Günümüzde anti-CD20 monoklonal antikoru Rituksimab’ın (Mabthera) B hücreli non-Hodgkin lenfoma ve B hücreli kronik lenfositik lösemi gibi lenfoid malignansilerde etkinliği gösterilmiştir. Rituksimab, fare/insan kimerik Ig(1)-kappa monoklonal antikoru olup malign ve normal B lenfositlerin CD20 antijenine bağlanmaktadır. CD20 pozitif malign B hücreleri kompleman bağımlı sitotoksisite ile apopitoza uğramaktadır.24 Nüks görülen non-Hodgkin lenfoma olgularında dört hafta süreyle haftada bir kez intravenöz 375 mg/m2 Rituksimab uygulaması sonrası hastaların yarısında pozitif klinik cevap izlenmiştir. Hematolojik yan etkiler ve sekonder enfeksiyonların daha az olması, ilaca toleransın iyi olması nedeniyle Rituksimab tedavisi güvenilir olarak değerlendirilmiştir. 

Rituksimab değişik ülkelerde endikasyonları değişmekle beraber refrakter veya nüks eden CD20 pozitif folliküler non-Hodgkin lenfoma ve en agresif form diffüz büyük hücreli B tipi lenfomada CHOP protokolü ile beraber kullanılmaktadır.25,26 Rigacci ve ark. yaptıkları çalışmada düşük grade OAL’li dokuz olguda ilk aşamada rituksimab ve klorambusil kombinasyon tedavisi uygulamıştır.
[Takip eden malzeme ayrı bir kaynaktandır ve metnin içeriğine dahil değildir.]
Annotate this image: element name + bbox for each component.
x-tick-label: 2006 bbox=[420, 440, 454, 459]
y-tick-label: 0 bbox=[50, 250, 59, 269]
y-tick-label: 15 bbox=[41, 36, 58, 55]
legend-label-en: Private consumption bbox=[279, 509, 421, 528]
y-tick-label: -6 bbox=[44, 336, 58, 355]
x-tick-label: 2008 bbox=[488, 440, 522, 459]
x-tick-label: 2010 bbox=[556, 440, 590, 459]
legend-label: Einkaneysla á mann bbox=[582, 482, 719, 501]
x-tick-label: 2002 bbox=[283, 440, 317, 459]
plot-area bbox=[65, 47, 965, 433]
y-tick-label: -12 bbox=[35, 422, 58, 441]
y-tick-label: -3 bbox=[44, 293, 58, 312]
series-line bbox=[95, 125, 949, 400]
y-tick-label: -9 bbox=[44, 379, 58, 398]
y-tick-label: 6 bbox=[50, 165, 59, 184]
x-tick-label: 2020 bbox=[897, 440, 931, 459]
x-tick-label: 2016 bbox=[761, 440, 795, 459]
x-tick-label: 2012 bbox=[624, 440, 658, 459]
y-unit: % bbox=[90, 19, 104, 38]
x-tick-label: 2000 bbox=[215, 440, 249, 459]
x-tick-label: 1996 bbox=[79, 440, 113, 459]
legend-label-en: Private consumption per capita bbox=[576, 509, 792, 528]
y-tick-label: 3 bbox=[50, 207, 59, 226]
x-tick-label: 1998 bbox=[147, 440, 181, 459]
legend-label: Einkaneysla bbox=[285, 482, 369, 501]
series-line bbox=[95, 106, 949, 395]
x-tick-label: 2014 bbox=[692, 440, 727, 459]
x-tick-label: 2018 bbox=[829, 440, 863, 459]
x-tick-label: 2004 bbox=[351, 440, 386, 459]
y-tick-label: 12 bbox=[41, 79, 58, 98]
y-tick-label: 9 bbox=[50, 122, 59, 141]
Sekiz olguda tam remisyon (%89), bir olguda kısmi remisyon izlenmiştir. Ortalama 25 aylık izlem sonrası hastalıkta ilerleme ya da yan etki izlenmemiştir.27

Bir diğer yenilik lenfoma tedavisinde radyoimmünoterapi uygulamasıdır. Bu amaçla 90Y ibritumomab tiuxetan “Zevalin” ve 131I tositumomab “Bexxar” kullanılmaktadır. Bu tedavi yüksek enerjili radyonüklid ajanların tümör selektif CD20 monoklonal antikor ile kombinasyonundan oluşmaktadır. Her iki radyofarmasötik ajanla ortalama %60-%80 olumlu cevap alınabilmektedir. En önemli yan etkileri kemik iliği supresyonudur.28-30

Sonuç olarak OAL’lerde doku tanısını takiben uygun tedavi ile görme ve yaşam yönünden prognoz iyi olmaktadır. Tedavi protokolu tümör özelliğine bağlı olarak insizyon/subtotal/total eksizyonu izleyerek histopatolojik tanı ardından sistemik inceleme ve tedavi basamaklarından oluşmaktadır. Çalışmamızda antibiotik tedavisi ve CD-20 antikoru ile tedaviler primer tedavi olarak tercih edilmemiştir. Bu konudaki kanıtların artması ile bu yönde tedavilere geçilebilir.

En iyi tedavi etkinliği bilinen ve kanıtlanmış tedavidir. Bu bakımdan literatürle uyumlu olarak periokuler lenfomalarda en iyi tedavi eksternal radyoterapi, sistemik tutulum varlığında ise sistemik kemoterapidir.